Figure 3: Target child populations (left) and clinician and educator categories using the platform (right). Source: Talkido.
Named clinical and educational deployment sites include Eden II Programs, the autism services organization founded in 1976 and serving the New York City region, where Director of Speech Services Janine Kipp has described use cases ranging from peer reading activities to vocational job-site prompting. Denver Public Schools speech-language pathologists have used the platform for WH-question work, sound production, and multilingual vocabulary expansion. Northshore Education Consortium, based in Massachusetts, has used it with students on the autism spectrum and with early childhood populations. Eureka City Schools in California and KPS4Parents have also been named as deployment sites. On the consumer side, the system is available on Amazon and direct through the company, with a starter set designed for home use.
Where Talkido Fits in the Broader ABA Technology and AAC Market
The ABA industry has been moving toward more rigorous technology adoption over the past several years, driven by both clinical demand and payer pressure. Acuity’s coverage of the 10 largest ABA providers reshaping autism care has tracked how those operators are differentiating on clinical quality and outcomes infrastructure, not just footprint. The tech and care models transforming autism and IDD in 2026 have trended the same direction, with AI, virtual reality, and decision-support tools all claiming share of the ABA workflow.

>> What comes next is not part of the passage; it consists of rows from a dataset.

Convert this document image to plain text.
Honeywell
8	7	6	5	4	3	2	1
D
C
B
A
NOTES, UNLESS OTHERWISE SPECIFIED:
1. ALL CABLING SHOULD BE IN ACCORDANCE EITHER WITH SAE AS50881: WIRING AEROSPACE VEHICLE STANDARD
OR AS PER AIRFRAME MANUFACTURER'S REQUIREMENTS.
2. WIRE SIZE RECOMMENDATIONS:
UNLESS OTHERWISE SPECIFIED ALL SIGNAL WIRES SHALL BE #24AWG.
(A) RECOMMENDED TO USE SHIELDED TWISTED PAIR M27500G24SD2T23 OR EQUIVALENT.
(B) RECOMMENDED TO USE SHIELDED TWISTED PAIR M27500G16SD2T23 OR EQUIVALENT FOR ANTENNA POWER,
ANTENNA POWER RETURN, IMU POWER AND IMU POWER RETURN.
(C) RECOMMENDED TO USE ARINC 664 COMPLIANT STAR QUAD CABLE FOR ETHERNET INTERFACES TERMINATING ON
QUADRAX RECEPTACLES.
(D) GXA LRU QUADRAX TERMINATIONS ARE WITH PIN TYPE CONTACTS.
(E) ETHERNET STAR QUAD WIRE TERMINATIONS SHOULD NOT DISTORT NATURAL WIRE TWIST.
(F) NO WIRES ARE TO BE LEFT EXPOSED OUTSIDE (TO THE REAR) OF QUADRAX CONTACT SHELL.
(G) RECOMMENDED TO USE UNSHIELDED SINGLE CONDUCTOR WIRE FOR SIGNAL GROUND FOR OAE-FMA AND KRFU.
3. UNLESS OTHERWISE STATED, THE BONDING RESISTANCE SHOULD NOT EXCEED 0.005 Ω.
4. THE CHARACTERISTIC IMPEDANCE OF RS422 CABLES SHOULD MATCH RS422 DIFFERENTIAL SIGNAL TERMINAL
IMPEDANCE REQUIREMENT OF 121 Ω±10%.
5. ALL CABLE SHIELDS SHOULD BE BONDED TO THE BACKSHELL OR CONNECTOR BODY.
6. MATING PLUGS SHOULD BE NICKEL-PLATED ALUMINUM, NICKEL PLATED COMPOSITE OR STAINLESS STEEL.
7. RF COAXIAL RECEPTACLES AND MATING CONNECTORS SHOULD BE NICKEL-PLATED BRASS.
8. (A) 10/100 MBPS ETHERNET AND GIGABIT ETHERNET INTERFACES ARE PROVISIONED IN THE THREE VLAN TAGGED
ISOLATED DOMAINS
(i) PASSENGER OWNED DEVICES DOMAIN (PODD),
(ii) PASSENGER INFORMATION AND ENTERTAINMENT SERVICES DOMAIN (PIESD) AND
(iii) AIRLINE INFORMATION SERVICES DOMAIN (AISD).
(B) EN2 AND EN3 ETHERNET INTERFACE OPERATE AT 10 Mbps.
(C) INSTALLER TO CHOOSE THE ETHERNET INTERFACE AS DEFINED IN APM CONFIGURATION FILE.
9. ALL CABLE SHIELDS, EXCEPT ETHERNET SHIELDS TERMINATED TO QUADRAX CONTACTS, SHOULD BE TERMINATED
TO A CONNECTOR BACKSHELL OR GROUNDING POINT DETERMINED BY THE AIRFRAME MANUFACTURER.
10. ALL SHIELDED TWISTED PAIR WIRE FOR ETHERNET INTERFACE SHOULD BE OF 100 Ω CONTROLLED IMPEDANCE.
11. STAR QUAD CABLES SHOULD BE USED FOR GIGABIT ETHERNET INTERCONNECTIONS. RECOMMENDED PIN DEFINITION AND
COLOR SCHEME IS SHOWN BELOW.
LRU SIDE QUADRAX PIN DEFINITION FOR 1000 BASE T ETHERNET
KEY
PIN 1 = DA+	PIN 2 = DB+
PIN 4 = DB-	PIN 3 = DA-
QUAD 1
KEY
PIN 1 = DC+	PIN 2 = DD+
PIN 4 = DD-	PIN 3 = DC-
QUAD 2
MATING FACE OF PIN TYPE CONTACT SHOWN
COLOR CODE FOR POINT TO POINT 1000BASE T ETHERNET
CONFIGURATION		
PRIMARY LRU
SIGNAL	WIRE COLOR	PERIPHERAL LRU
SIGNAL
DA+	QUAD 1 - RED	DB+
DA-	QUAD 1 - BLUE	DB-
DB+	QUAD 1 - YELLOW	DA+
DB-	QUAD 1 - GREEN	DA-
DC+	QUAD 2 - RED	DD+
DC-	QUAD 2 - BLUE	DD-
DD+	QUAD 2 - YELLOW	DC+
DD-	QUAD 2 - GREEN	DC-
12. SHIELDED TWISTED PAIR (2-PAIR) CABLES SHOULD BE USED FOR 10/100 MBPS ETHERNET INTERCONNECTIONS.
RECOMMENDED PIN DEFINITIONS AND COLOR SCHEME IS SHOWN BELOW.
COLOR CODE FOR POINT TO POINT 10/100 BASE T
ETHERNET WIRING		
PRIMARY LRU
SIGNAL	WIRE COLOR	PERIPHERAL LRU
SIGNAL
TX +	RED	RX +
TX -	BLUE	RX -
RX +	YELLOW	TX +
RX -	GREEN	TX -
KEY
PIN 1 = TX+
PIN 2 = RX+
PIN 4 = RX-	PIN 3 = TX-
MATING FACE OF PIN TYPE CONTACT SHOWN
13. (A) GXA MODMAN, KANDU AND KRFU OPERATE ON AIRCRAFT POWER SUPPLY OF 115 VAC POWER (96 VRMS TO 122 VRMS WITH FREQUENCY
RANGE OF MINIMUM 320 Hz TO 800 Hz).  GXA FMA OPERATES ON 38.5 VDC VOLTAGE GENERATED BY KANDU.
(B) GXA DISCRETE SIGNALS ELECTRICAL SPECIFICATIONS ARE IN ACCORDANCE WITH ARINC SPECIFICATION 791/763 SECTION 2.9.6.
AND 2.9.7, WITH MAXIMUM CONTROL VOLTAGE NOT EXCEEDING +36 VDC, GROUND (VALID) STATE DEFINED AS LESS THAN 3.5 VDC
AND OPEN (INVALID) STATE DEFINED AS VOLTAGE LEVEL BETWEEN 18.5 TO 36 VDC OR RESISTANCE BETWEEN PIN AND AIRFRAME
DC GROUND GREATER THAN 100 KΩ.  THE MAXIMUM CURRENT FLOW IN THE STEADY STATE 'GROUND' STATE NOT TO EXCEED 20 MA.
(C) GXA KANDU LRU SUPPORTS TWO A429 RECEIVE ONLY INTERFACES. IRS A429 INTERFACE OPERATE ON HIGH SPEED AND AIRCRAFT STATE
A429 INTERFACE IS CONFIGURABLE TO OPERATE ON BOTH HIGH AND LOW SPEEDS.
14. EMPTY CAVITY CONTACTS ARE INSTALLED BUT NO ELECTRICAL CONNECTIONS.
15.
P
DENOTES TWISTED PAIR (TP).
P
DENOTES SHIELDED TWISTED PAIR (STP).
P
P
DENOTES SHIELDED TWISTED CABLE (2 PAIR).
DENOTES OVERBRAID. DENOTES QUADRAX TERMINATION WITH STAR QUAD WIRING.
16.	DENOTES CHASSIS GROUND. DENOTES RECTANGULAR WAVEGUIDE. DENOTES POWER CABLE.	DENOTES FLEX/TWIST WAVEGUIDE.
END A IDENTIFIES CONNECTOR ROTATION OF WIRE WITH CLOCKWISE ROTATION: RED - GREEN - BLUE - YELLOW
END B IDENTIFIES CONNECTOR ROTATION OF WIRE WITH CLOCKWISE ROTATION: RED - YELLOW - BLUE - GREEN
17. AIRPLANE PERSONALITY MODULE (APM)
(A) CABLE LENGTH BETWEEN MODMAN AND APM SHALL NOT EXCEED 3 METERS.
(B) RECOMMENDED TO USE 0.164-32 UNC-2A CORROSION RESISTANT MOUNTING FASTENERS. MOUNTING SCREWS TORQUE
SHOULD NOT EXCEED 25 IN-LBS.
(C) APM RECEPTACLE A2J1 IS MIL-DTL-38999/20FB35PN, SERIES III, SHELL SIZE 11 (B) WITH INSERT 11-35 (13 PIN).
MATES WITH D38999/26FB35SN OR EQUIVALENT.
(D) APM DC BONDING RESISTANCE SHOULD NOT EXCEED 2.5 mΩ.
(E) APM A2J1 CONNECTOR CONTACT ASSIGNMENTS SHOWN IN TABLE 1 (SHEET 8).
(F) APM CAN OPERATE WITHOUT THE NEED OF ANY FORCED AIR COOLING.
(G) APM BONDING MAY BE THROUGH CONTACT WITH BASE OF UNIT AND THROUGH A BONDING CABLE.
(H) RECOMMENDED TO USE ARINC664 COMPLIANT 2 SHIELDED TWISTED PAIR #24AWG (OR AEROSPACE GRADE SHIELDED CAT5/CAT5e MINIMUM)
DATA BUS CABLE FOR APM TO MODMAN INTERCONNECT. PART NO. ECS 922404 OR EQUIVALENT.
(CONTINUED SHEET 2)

Talkido’s commercial position inside that landscape is as a point solution rather than a platform. It does not capture session data, integrate with practice management systems, or produce clinical documentation. What it does is fill a specific gap in the skill-acquisition toolkit: a low-friction, low-cognitive-load, screen-free language prompt that a BCBA, SLP, or parent can deploy in minutes without extensive training. The founders said the company is preparing to launch AI-assisted session-capture and language-tracking features on the Mio device in the coming weeks, which they characterize as augmenting the existing point-of-use workflow rather than expanding into adjacent categories like practice management or clinical documentation.
The near-term questions facing Talkido are the ones facing any early-stage behavioral health technology company. Acuity has reported that the most expensive mistake in behavioral health tech is buying before an organization is ready to absorb it, and the same dynamic applies to adjunct tools at the ABA center level. The ESSA Tier IV designation and the PCDI case study are the early artifacts of a company trying to answer procurement questions on the record, rather than through marketing copy alone.